EFECTO NAVIDEÑO
Ricardo Bugarín
Mi primo Edu me cuenta que “En el golfo de Carpentaria, al norte de Australia, entre los meses de septiembre y noviembre, se produce un fenómeno extraordinario, de belleza inigualable: la nube Gloria matutina. Si la situación meteorológica es tranquila, cada mañana, cuando sale el sol, una nube en forma de ola, de uno a dos kilómetros de alto y de 600 a 1000 kilómetros de longitud, es decir, que ocupa todo el horizonte e incluso mucho más, avanza a una velocidad de unos 40 kilómetros por hora. A veces se producen varias ondas y siempre se dirigen de Este a Oeste.
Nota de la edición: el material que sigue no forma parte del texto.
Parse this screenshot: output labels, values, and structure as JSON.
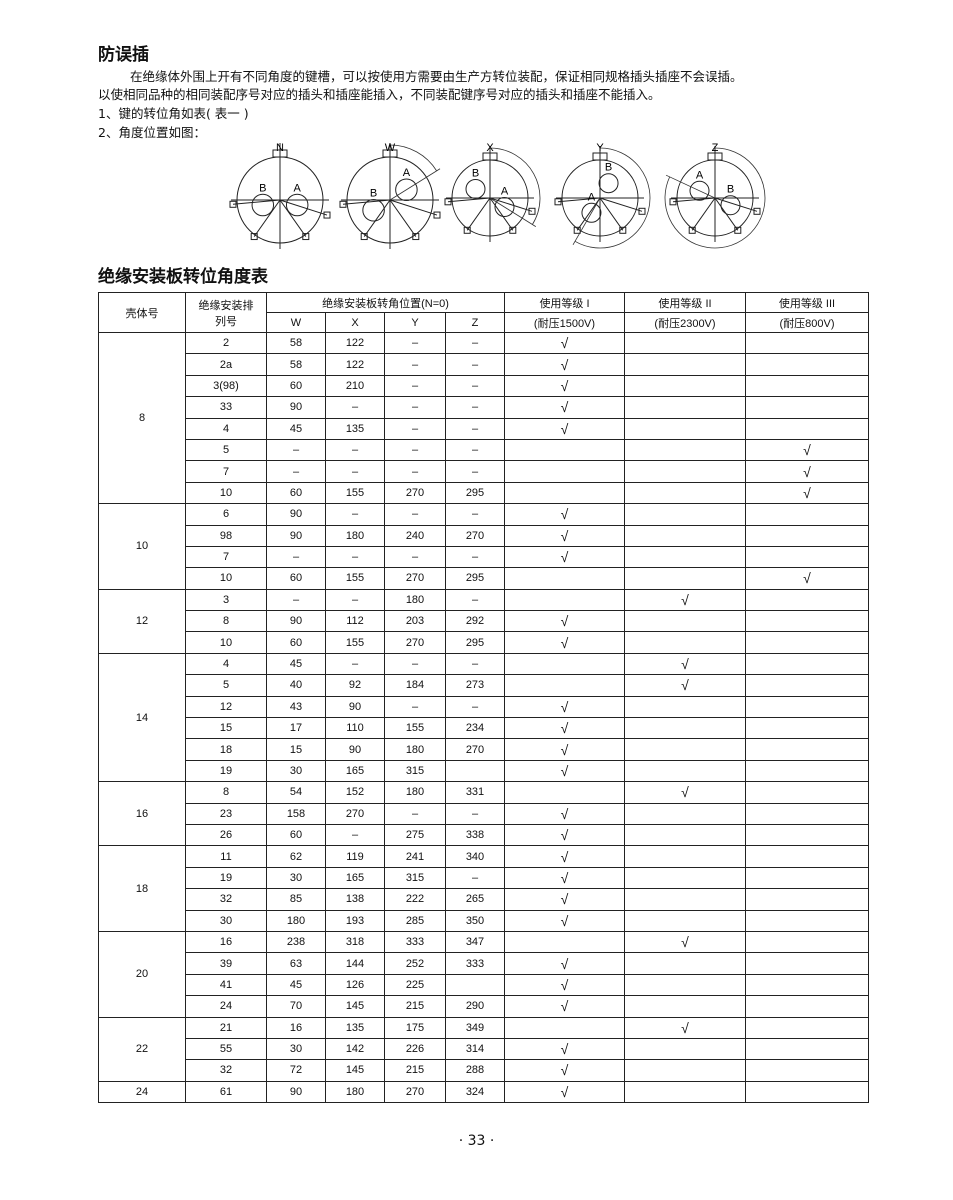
{
  "section_title": "防误插",
  "paragraph_1": "在绝缘体外围上开有不同角度的键槽，可以按使用方需要由生产方转位装配，保证相同规格插头插座不会误插。",
  "paragraph_2": "以使相同品种的相同装配序号对应的插头和插座能插入，不同装配键序号对应的插头和插座不能插入。",
  "item_1": "1、键的转位角如表( 表一 )",
  "item_2": "2、角度位置如图：",
  "diagrams": [
    {
      "label": "N",
      "a": "A",
      "b": "B"
    },
    {
      "label": "W",
      "a": "A",
      "b": "B"
    },
    {
      "label": "X",
      "a": "A",
      "b": "B"
    },
    {
      "label": "Y",
      "a": "A",
      "b": "B"
    },
    {
      "label": "Z",
      "a": "A",
      "b": "B"
    }
  ],
  "table_title": "绝缘安装板转位角度表",
  "table": {
    "headers": {
      "shell": "壳体号",
      "seq": "绝缘安装排列号",
      "position": "绝缘安装板转角位置(N=0)",
      "w": "W",
      "x": "X",
      "y": "Y",
      "z": "Z",
      "g1": "使用等级 I",
      "g1_sub": "(耐压1500V)",
      "g2": "使用等级 II",
      "g2_sub": "(耐压2300V)",
      "g3": "使用等级 III",
      "g3_sub": "(耐压800V)"
    },
    "groups": [
      {
        "shell": "8",
        "rows": [
          [
            "2",
            "58",
            "122",
            "–",
            "–",
            "√",
            "",
            ""
          ],
          [
            "2a",
            "58",
            "122",
            "–",
            "–",
            "√",
            "",
            ""
          ],
          [
            "3(98)",
            "60",
            "210",
            "–",
            "–",
            "√",
            "",
            ""
          ],
          [
            "33",
            "90",
            "–",
            "–",
            "–",
            "√",
            "",
            ""
          ],
          [
            "4",
            "45",
            "135",
            "–",
            "–",
            "√",
            "",
            ""
          ],
          [
            "5",
            "–",
            "–",
            "–",
            "–",
            "",
            "",
            "√"
          ],
          [
            "7",
            "–",
            "–",
            "–",
            "–",
            "",
            "",
            "√"
          ],
          [
            "10",
            "60",
            "155",
            "270",
            "295",
            "",
            "",
            "√"
          ]
        ]
      },
      {
        "shell": "10",
        "rows": [
          [
            "6",
            "90",
            "–",
            "–",
            "–",
            "√",
            "",
            ""
          ],
          [
            "98",
            "90",
            "180",
            "240",
            "270",
            "√",
            "",
            ""
          ],
          [
            "7",
            "–",
            "–",
            "–",
            "–",
            "√",
            "",
            ""
          ],
          [
            "10",
            "60",
            "155",
            "270",
            "295",
            "",
            "",
            "√"
          ]
        ]
      },
      {
        "shell": "12",
        "rows": [
          [
            "3",
            "–",
            "–",
            "180",
            "–",
            "",
            "√",
            ""
          ],
          [
            "8",
            "90",
            "112",
            "203",
            "292",
            "√",
            "",
            ""
          ],
          [
            "10",
            "60",
            "155",
            "270",
            "295",
            "√",
            "",
            ""
          ]
        ]
      },
      {
        "shell": "14",
        "rows": [
          [
            "4",
            "45",
            "–",
            "–",
            "–",
            "",
            "√",
            ""
          ],
          [
            "5",
            "40",
            "92",
            "184",
            "273",
            "",
            "√",
            ""
          ],
          [
            "12",
            "43",
            "90",
            "–",
            "–",
            "√",
            "",
            ""
          ],
          [
            "15",
            "17",
            "110",
            "155",
            "234",
            "√",
            "",
            ""
          ],
          [
            "18",
            "15",
            "90",
            "180",
            "270",
            "√",
            "",
            ""
          ],
          [
            "19",
            "30",
            "165",
            "315",
            "",
            "√",
            "",
            ""
          ]
        ]
      },
      {
        "shell": "16",
        "rows": [
          [
            "8",
            "54",
            "152",
            "180",
            "331",
            "",
            "√",
            ""
          ],
          [
            "23",
            "158",
            "270",
            "–",
            "–",
            "√",
            "",
            ""
          ],
          [
            "26",
            "60",
            "–",
            "275",
            "338",
            "√",
            "",
            ""
          ]
        ]
      },
      {
        "shell": "18",
        "rows": [
          [
            "11",
            "62",
            "119",
            "241",
            "340",
            "√",
            "",
            ""
          ],
          [
            "19",
            "30",
            "165",
            "315",
            "–",
            "√",
            "",
            ""
          ],
          [
            "32",
            "85",
            "138",
            "222",
            "265",
            "√",
            "",
            ""
          ],
          [
            "30",
            "180",
            "193",
            "285",
            "350",
            "√",
            "",
            ""
          ]
        ]
      },
      {
        "shell": "20",
        "rows": [
          [
            "16",
            "238",
            "318",
            "333",
            "347",
            "",
            "√",
            ""
          ],
          [
            "39",
            "63",
            "144",
            "252",
            "333",
            "√",
            "",
            ""
          ],
          [
            "41",
            "45",
            "126",
            "225",
            "",
            "√",
            "",
            ""
          ],
          [
            "24",
            "70",
            "145",
            "215",
            "290",
            "√",
            "",
            ""
          ]
        ]
      },
      {
        "shell": "22",
        "rows": [
          [
            "21",
            "16",
            "135",
            "175",
            "349",
            "",
            "√",
            ""
          ],
          [
            "55",
            "30",
            "142",
            "226",
            "314",
            "√",
            "",
            ""
          ],
          [
            "32",
            "72",
            "145",
            "215",
            "288",
            "√",
            "",
            ""
          ]
        ]
      },
      {
        "shell": "24",
        "rows": [
          [
            "61",
            "90",
            "180",
            "270",
            "324",
            "√",
            "",
            ""
          ]
        ]
      }
    ]
  },
  "page_number": "· 33 ·"
}
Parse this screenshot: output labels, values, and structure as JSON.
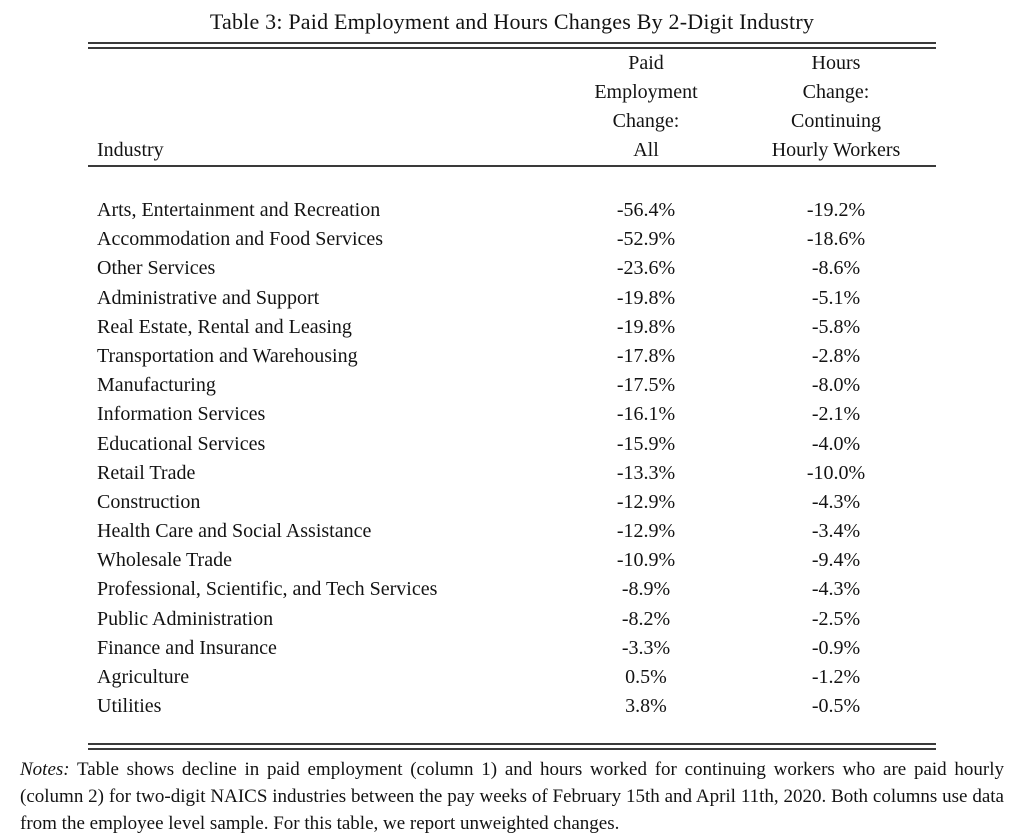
{
  "title": "Table 3: Paid Employment and Hours Changes By 2-Digit Industry",
  "table": {
    "industry_header": "Industry",
    "col2_header": [
      "Paid",
      "Employment",
      "Change:",
      "All"
    ],
    "col3_header": [
      "Hours",
      "Change:",
      "Continuing",
      "Hourly Workers"
    ],
    "rows": [
      {
        "industry": "Arts, Entertainment and Recreation",
        "employment_change": "-56.4%",
        "hours_change": "-19.2%"
      },
      {
        "industry": "Accommodation and Food Services",
        "employment_change": "-52.9%",
        "hours_change": "-18.6%"
      },
      {
        "industry": "Other Services",
        "employment_change": "-23.6%",
        "hours_change": "-8.6%"
      },
      {
        "industry": "Administrative and Support",
        "employment_change": "-19.8%",
        "hours_change": "-5.1%"
      },
      {
        "industry": "Real Estate, Rental and Leasing",
        "employment_change": "-19.8%",
        "hours_change": "-5.8%"
      },
      {
        "industry": "Transportation and Warehousing",
        "employment_change": "-17.8%",
        "hours_change": "-2.8%"
      },
      {
        "industry": "Manufacturing",
        "employment_change": "-17.5%",
        "hours_change": "-8.0%"
      },
      {
        "industry": "Information Services",
        "employment_change": "-16.1%",
        "hours_change": "-2.1%"
      },
      {
        "industry": "Educational Services",
        "employment_change": "-15.9%",
        "hours_change": "-4.0%"
      },
      {
        "industry": "Retail Trade",
        "employment_change": "-13.3%",
        "hours_change": "-10.0%"
      },
      {
        "industry": "Construction",
        "employment_change": "-12.9%",
        "hours_change": "-4.3%"
      },
      {
        "industry": "Health Care and Social Assistance",
        "employment_change": "-12.9%",
        "hours_change": "-3.4%"
      },
      {
        "industry": "Wholesale Trade",
        "employment_change": "-10.9%",
        "hours_change": "-9.4%"
      },
      {
        "industry": "Professional, Scientific, and Tech Services",
        "employment_change": "-8.9%",
        "hours_change": "-4.3%"
      },
      {
        "industry": "Public Administration",
        "employment_change": "-8.2%",
        "hours_change": "-2.5%"
      },
      {
        "industry": "Finance and Insurance",
        "employment_change": "-3.3%",
        "hours_change": "-0.9%"
      },
      {
        "industry": "Agriculture",
        "employment_change": "0.5%",
        "hours_change": "-1.2%"
      },
      {
        "industry": "Utilities",
        "employment_change": "3.8%",
        "hours_change": "-0.5%"
      }
    ]
  },
  "notes": {
    "label": "Notes:",
    "text": " Table shows decline in paid employment (column 1) and hours worked for continuing workers who are paid hourly (column 2) for two-digit NAICS industries between the pay weeks of February 15th and April 11th, 2020. Both columns use data from the employee level sample. For this table, we report unweighted changes."
  },
  "colors": {
    "background": "#ffffff",
    "text": "#131313",
    "rule": "#3a3a3a"
  }
}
La causa es un choque de masas de aire de diferente temperatura. Este fenómeno se presta para hacer una especie de deporte muy particular. Cada primavera, desde 1989, aladeltas y parapentes surfean las ondas nubosas como olas gigantes en un océano. Deben ir con cuidado ya que delante de las ondas se producen fuertes turbulencias que pueden ser peligrosas. Van volando en zigzag y pueden recorrer así hasta 300 kilómetros”. Y me lo dice así, tan llanamente, en una tarjeta postal que me envía para Navidad y que de navideño no le hallo nada. El frente de la tarjeta trae una especie de tubérculo con porras y el cartelito debajo dice: foto de Gerardo Salonia.